Difficoltà dell’operatore: che lavora con i tossicodipendenti si trova di fronte a una nuova collocazione
del proprio lavoro, alla necessità di rivedere le proprie motivazioni, di verificare, di fronte ai nuovi compiti, le proprie scelte. “Con l’innesto dell’HIV e dell’AIDS l’operatore ha dovuto fronteggiare il lutto di una speranza, modificare il registro dei propri interventi guidati dall’idea del grande cambiamento, del recupero totale. L’AIDS ha gettato un’ombra pesante sui percorsi riabilitativi di molte persone tossicodipendenti”
L’operatore, in molte situazioni, ha dovuto rinunciare anch’egli alla gratificazione dei risultati del proprio lavoro, al rispecchiamento nel successo della persona con cui si è spesa, alla dimensione alta e profonda, simbolica ma anche reale, di liberazione dalla schiavitù, di levatore di un nuovo futuro.
La ferita provocata all’operatore dalle necessità della riduzione del danno riguarda il proprio guaritore interno, la parte più profonda di sé che lo ha motivato alla scelta di professione d’aiuto. E’ la propria immagine di sé, il proprio io professionale a essere messo in crisi nelle sue sicurezze e identificazioni. Di qui la confusione, il non ritrovarsi di molti operatori. Sintonizzare la propria professione e la propria persona sui nuovi obiettivi costituisce un passaggio centrale. La contraddizione tra curare e prendersi cura di chi non vuole farsi curare, nel rispetto delle scelte altrui, deve essere risolta come precondizione per il fare dell’operatore.
Le difficoltà dei servizi: Come l’operatore deve sapersi muovere tra attese pazienti e interventi di urgenza, tra grosse fatiche che portano a piccoli risultati e improvvise aperture con semplici azioni ben collocate, i servizi devono poter produrre al loro interno una capacità di percorrere gli interventi più diversificati senza soluzione di continuità. E’ un servizio dotato allora di tutti gli strumenti e che si definisce non sull’erogazione privilegiata di questa o quella prestazione, ma sulla capacità selettiva di proporre quell’intervento per quella situazione in quel momento.
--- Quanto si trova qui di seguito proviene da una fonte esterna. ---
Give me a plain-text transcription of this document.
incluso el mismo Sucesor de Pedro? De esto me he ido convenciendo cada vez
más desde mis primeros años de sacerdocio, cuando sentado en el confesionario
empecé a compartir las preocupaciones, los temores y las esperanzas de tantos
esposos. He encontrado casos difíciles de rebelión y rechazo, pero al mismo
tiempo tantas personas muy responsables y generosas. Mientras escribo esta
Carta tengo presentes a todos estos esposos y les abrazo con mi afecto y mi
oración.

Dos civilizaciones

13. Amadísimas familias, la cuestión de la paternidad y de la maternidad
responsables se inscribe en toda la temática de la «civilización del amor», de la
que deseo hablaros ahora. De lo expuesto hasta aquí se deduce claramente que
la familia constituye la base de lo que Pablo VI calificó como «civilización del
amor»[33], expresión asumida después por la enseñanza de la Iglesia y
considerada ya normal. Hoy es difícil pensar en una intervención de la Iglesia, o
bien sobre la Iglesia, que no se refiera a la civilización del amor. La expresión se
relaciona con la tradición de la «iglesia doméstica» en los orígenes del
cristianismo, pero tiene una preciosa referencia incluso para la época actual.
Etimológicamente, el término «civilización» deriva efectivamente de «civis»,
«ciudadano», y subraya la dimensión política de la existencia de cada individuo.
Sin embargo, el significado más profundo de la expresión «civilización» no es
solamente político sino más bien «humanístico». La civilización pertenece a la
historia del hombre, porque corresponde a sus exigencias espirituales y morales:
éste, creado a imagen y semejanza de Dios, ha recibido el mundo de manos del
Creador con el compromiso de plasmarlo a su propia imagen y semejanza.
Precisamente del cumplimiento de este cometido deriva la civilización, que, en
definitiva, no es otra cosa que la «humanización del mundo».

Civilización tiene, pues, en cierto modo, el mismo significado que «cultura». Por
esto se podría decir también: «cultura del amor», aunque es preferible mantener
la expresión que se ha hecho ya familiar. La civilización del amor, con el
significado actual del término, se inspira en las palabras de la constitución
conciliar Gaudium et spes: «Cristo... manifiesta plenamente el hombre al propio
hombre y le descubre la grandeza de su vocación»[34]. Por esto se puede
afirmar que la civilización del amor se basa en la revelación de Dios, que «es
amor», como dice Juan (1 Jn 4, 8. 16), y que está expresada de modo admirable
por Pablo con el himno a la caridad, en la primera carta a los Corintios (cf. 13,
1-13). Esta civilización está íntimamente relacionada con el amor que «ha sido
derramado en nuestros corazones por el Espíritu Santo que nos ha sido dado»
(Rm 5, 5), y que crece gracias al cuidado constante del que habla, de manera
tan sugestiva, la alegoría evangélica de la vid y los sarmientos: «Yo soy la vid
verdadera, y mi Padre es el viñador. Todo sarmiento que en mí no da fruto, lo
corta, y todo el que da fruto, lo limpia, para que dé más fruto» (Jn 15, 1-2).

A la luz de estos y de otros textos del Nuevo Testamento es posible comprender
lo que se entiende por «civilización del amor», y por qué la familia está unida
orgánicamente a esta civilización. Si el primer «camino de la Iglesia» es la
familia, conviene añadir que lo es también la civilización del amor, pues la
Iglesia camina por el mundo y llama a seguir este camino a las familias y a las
I Fallimenti: Circa il 50% delle persone che accedono alle comunità non termina il percorso, allontanandosi per diversi motivi e a diversa distanza di tempo dalla data di ingresso. Non per tutti costoro è lecito parlare di fallimento. Nei fatti c’è stato un utilizzo breve di programma a lunga scadenza. Tale periodo di permanenza ha funzionato da tregua, ha risposto alle esigenze di tirare il fiato, riprendersi sul piano psicofisico, ristabilire alcuni rapporti affettivi e sociali. Dopo l’uscita, non necessariamente la ricaduta è automatica e a breve distanza di tempo. D’altra parte anche per coloro che terminano il programma nessuna comunità è in grado di rilasciare un certificato di garanzia che premunisca rispetto alla recidiva. La storia dell’uso della comunità, che è stato fatto da più della metà delle persone tossicodipendenti dall’inizio degli anni ’80 ad oggi, evidenzia che, nei fatti, si è realizzato un progetto implicito di riduzione del danno, senza che gli utenti e gli erogatori del servizio ne avessero una chiara consapevolezza. Le comunità non devono avere paura dei loro fallimenti, devono essere anche consapevoli che non rischiano una diminuzione di ruolo di fronte alle strategie di riduzione del danno. Se si rendono pienamente conto degli usi alternativi che l’utenza di fatto attua rispetto ai programmi residenziali, se hanno coraggio di consentire dignità anche a programmi più brevi, che non si pongono obbiettivi ambiziosi e irrealistici di superamento duraturo della dipendenza, ma di utile distacco dall’uso delle sostanze per evitare tutta una serie di rischi medici, legali e sociali, allora potranno predisporre programmi più differenziati, che dalla consapevolezza della diversificazione dell’utenza approdino alla coscienza dell’utilità della diversificazione degli obbiettivi.